The strata these tools come from are 400,000 years old, a time (though no actual fossil remains have been found there) when the resident hominids were Neanderthals rather than modern Homo sapiens. The site seems, from the flint tools discovered, to have been occupied on two separate occasions. It is from the second occupation that the signs of fire-setting come.
That fires burned here in the Palaeolithic is not in doubt. Part of the clay at what would then have been ground level is baked in a way that shows it had been subjected to intense heat, and many of the flint tools found nearby also exhibit signs of being heated. Dr Ashton and his colleagues have shown that this heating was not a consequence of a passing wildfire, but rather the result of human action, using a series of tests that compared the magnetic and chemical properties of the heated clay with those of neighbouring, unheated samples.
To achieve a magnetic profile similar to that of the heated clay’s, the unheated clay was exposed, in experiments by Dr Ashton’s team, for four hours on 12 separate occasions, to temperatures between 400°C and 600°C. The abundance of certain hydrocarbons within it is also characteristic of clay heated by human fires rather than natural wildfires.

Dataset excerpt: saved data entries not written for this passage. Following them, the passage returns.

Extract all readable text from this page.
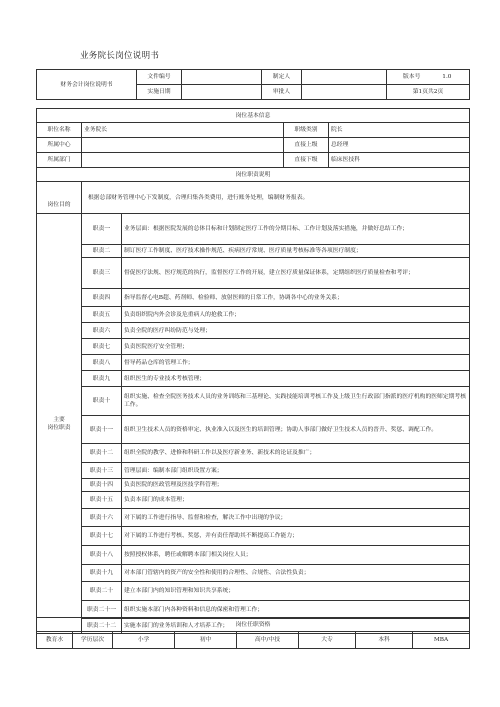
业务院长岗位说明书
财务会计岗位说明书	文件编号		制定人		版本号 1.0
	实施日期		审批人		第1页共2页
岗位基本信息				
职位名称	业务院长		职级类别	院长
所属中心			直接上级	总经理
所属部门			直接下级	临床医技科
岗位职责说明				
岗位目的	根据总部财务管理中心下发制度，合理归集各类费用，进行账务处理，编制财务报表。			

主要
岗位职责	职责一	业务层面：根据医院发展的总体目标和计划制定医疗工作的分期目标、工作计划及落实措施，并做好总结工作；		
	职责二	制订医疗工作制度、医疗技术操作规范、疾病医疗常规、医疗质量考核标准等各项医疗制度；		
	职责三	督促医疗法规、医疗规范的执行，监督医疗工作的开展，建立医疗质量保证体系，定期组织医疗质量检查和考评；		
	职责四	指导监督心电B超、药剂师、检验师、放射医师的日常工作，协调各中心的业务关系；		
	职责五	负责组织院内外会诊及危重病人的抢救工作；		
	职责六	负责全院的医疗纠纷防范与处理；		
	职责七	负责医院医疗安全管理；		
	职责八	督导药品仓库的管理工作；		
	职责九	组织医生的专业技术考核管理；		
	职责十	组织实施、检查全院医务技术人员的业务训练和三基理论、实践技能培训考核工作及上级卫生行政部门指派的医疗机构的医师定期考核工作。		
	职责十一	组织卫生技术人员的资格审定、执业准入以及医生的培训管理；协助人事部门做好卫生技术人员的晋升、奖惩、调配工作。		
	职责十二	组织全院的教学、进修和科研工作以及医疗新业务、新技术的论证及推广；		
	职责十三	管理层面：编制本部门组织设置方案；		
	职责十四	负责医院的医政管理及医技学科管理；		
	职责十五	负责本部门的成本管理；		
	职责十六	对下属的工作进行指导、监督和检查，解决工作中出现的争议；		
	职责十七	对下属的工作进行考核、奖惩，并有责任帮助其不断提高工作能力；		
	职责十八	按照授权体系，聘任或解聘本部门相关岗位人员；		
	职责十九	对本部门管辖内的资产的安全性和使用的合理性、合规性、合法性负责；		
	职责二十	建立本部门内的知识管理和知识共享系统；		
	职责二十一	组织实施本部门内各种资料和信息的保密和管理工作；		
	职责二十二	实施本部门的业务培训和人才培养工作；		岗位任职资格
教育水	学历层次	小学	初中	高中/中技	大专	本科	MBA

The most intriguing finds of all, though, are two pieces of pyrite, an iron-sulphide mineral that, if struck with a flint, produces sparks (and, indeed, is so-called because of this property, the Greek for “fire” being “pyr”). Given the absence of natural pyrite in the area’s rocks, Dr Ashton and his colleagues feel confident that the two samples they discovered were imported deliberately, presumably for the purpose of lighting fires.
The human use of fire, attested by evidence from Africa, goes back around 1.6m years. But, hitherto, the oldest signs of deliberate fire-setting by striking pyrite with flints, unearthed in France, are from 50,000 years ago. The East Farm pyrite does thus seem the oldest evidence to date of the creation of fire from scratch.